Discovery vs Manual Registration
Attribute-Based Discovery
Advantages:
- Declarative and readable
- Automatic parameter inference
- DocBlock integration
- Type-safe by default
- Caching support
Example:
$server = Server::builder()
->setDiscovery(__DIR__, ['.']) // Automatic discovery
->build();
Manual Registration
Advantages:
- Fine-grained control
- Runtime configuration
- Conditional registration
- External handler support
Example:
$server = Server::builder()
->addTool([Calculator::class, 'add'], 'add_numbers')
->addResource([Config::class, 'get'], 'config://app')

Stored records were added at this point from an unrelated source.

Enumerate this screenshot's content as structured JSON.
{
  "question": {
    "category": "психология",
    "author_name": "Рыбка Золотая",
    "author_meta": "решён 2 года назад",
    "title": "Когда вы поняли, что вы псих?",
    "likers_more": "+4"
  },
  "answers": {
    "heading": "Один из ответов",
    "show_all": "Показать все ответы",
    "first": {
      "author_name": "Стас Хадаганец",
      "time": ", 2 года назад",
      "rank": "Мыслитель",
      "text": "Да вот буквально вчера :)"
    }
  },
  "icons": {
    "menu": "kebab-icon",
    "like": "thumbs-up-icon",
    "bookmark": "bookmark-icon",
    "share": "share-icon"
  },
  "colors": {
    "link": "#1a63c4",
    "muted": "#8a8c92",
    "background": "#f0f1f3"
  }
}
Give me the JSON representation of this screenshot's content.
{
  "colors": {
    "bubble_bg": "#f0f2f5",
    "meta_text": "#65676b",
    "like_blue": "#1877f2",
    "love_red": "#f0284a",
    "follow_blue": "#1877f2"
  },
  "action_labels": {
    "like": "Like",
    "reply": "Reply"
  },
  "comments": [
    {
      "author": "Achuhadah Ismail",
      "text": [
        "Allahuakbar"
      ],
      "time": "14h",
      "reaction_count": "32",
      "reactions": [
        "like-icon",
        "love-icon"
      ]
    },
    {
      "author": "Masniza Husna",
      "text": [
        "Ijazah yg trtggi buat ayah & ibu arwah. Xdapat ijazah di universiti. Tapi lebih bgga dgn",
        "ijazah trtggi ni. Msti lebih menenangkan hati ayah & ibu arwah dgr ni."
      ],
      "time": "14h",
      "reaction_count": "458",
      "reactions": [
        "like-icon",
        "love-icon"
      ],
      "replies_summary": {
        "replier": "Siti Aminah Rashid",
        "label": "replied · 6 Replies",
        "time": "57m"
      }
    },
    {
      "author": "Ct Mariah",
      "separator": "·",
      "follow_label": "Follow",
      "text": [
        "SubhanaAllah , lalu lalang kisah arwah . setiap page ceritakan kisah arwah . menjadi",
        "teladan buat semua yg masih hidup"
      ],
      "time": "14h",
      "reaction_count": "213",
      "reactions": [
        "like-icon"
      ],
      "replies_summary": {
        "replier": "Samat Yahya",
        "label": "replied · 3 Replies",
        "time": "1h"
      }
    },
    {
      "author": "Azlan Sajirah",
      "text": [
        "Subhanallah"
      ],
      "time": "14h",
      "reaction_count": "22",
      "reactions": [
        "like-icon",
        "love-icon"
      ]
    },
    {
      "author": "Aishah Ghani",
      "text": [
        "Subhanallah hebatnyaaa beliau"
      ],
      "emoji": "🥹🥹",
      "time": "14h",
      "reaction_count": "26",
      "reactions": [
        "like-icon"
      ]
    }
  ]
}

->addPrompt([Prompts::class, 'email'], 'write_email')
->build();
For detailed information on manual registration, see Server Builder.
Hybrid Approach
Combine both methods for maximum flexibility:
$server = Server::builder()
->setDiscovery(__DIR__, ['.']) // Discover most capabilities
->addTool([ExternalService::class, 'process'], 'external') // Add specific ones
->build();
Manual registrations always take precedence over discovered elements with the same identifier.